Мы все – и папа, и мама, и все дядья, и их жены – сидим на почетных скамьях впереди.
Все ждут торжественного момента.
И вот два седобородых старца подходят к стене и распахивают золоченые дверцы Ковчега Завета. Бережно вынимают они оттуда большой свиток в бархатном чехле. Это Библия. Она написана от руки на пергаменте. Сейчас ее торжественно пронесут среди народа. И нести ее должен, по обычаю, самый благочестивый, самый добродетельный прихожанин, наиболее почитаемый за святость своей жизни. Затаив дыхание все ждут, на кого падет эта честь.
И вот мы видим: Священную Книгу несет не кто иной, как мой дедушка Симон.
Какое это торжество для всех нас! По лицу прабабушки текут слезы гордости и умиления. Я вижу – и отец прикладывает платок к глазам. Дядьки-гвардейцы стоят навытяжку, как по команде «смирно». Даже дядя Филипп непривычно серьезен.
Люди тянутся к Библии. Наиболее напористым удается поцеловать край ее бархатного чехла, другим – только коснуться его рукой и после этого поцеловать свои пальцы. А некоторые, я вижу, прикасаются губами к одежде дедушки Симона, как к святыне.
Я очень волновался, что к приходу Володи и Вячика я не успею раздобыть водку. Но когда мы вернулись домой, я с облегчением увидел, что под большим каштаном их еще нет.
В саду тихо. Небо сияет. В воздухе плавают осенние нити. Вдруг я замер. Прямо передо мной на веточке сирени сидит, трепеща слюдяными радужными крылышками, большая стрекоза. А совсем рядом на спинку скамьи опустилась бабочка с черными полированными крыльями. Я сразу увидел ее: это был великолепный и редкий Адмирал. Первая мысль моя – ринуться в комнату за сачком. Но тут же я вспомнил: «То, что живет, пусть живет…»
Стрекоза нахально уставилась на меня своими выпуклыми, как у раввина Крепса, глазами, словно говоря: «А что, слабо тебе взять меня?» И Адмирал, словно поджидая меня, застыл, неподвижно простерев свои лаковые крылышки, испещренные белыми крапинками.
И я понял: это бог посылает мне испытание. Так нет же, пускай Володя и Вячик, если хотят, продолжают свою жизнь убийц. А сам я никогда больше никого не буду убивать.
Кинув скорбный взгляд на стрекозу и. красавца Адмирала, я побежал в монопольку.

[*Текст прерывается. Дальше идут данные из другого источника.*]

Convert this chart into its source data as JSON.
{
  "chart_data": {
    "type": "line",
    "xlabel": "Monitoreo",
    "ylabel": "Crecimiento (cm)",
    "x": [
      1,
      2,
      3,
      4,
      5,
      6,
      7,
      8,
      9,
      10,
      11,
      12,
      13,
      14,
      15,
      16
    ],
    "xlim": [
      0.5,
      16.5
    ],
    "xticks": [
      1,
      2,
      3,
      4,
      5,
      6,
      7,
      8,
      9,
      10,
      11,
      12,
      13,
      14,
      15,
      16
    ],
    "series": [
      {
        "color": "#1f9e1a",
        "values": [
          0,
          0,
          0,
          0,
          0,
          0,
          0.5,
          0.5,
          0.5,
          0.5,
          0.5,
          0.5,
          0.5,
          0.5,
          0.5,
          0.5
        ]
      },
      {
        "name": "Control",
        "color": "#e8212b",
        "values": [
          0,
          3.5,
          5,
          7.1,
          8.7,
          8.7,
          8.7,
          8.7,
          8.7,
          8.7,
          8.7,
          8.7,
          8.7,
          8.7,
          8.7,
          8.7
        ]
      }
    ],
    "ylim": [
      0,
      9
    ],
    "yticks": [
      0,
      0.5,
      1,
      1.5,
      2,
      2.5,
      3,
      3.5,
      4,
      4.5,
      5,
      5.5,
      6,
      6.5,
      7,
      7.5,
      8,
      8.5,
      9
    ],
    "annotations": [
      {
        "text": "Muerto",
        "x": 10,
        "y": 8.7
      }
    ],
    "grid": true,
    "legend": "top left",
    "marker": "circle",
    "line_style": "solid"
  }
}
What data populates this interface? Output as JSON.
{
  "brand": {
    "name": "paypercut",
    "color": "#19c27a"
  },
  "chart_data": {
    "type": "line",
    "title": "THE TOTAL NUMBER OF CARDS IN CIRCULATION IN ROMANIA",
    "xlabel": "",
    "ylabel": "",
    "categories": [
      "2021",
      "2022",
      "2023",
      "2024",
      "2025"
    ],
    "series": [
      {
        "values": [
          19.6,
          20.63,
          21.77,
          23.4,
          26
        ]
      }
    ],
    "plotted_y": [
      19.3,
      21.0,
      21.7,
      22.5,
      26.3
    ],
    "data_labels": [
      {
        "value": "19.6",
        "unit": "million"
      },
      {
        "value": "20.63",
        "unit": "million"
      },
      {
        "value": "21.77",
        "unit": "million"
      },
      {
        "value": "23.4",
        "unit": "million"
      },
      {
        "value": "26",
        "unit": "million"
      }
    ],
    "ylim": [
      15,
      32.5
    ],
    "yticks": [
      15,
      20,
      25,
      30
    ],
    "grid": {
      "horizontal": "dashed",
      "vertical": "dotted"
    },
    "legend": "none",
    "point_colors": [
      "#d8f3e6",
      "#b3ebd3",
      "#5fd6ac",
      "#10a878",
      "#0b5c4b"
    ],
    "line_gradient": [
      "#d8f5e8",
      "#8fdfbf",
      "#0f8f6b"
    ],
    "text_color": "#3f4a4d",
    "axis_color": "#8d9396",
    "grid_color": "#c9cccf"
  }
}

По дороге я завернул в пассаж на Дерибасовской улице, чтобы полюбоваться большими аквариумами в окнах рыбного магазина. Когда я наконец отвел глаза от золотистых жирных карпов и горбатеньких, отливающих латунью карасей, я увидел дедушку Симона.
Я не сразу узнал его. В нем появилась какая-то странность. Как будто это он и в то же время не он. Черты лица его все те же. Но они словно бы сместились. Глаза заволоклись серебристым блеском. Поры на лице как будто раздвинулись, и кожа стала словно бы губчатой. Рядом с ним стояли двое. Я знал их. Они иногда заходили к дедушке и вместе с ним уходили, как все полагали, предаваться толкованию священных книг. Один – маленький, юркий старичок Листвойб, с лицом как бы застывшим на пороге смеха. Другой – нестарый еще, дюжий малый, скотобоец Липа Бандеровер, – шея его так могуча, что мешает ему держать голову прямо.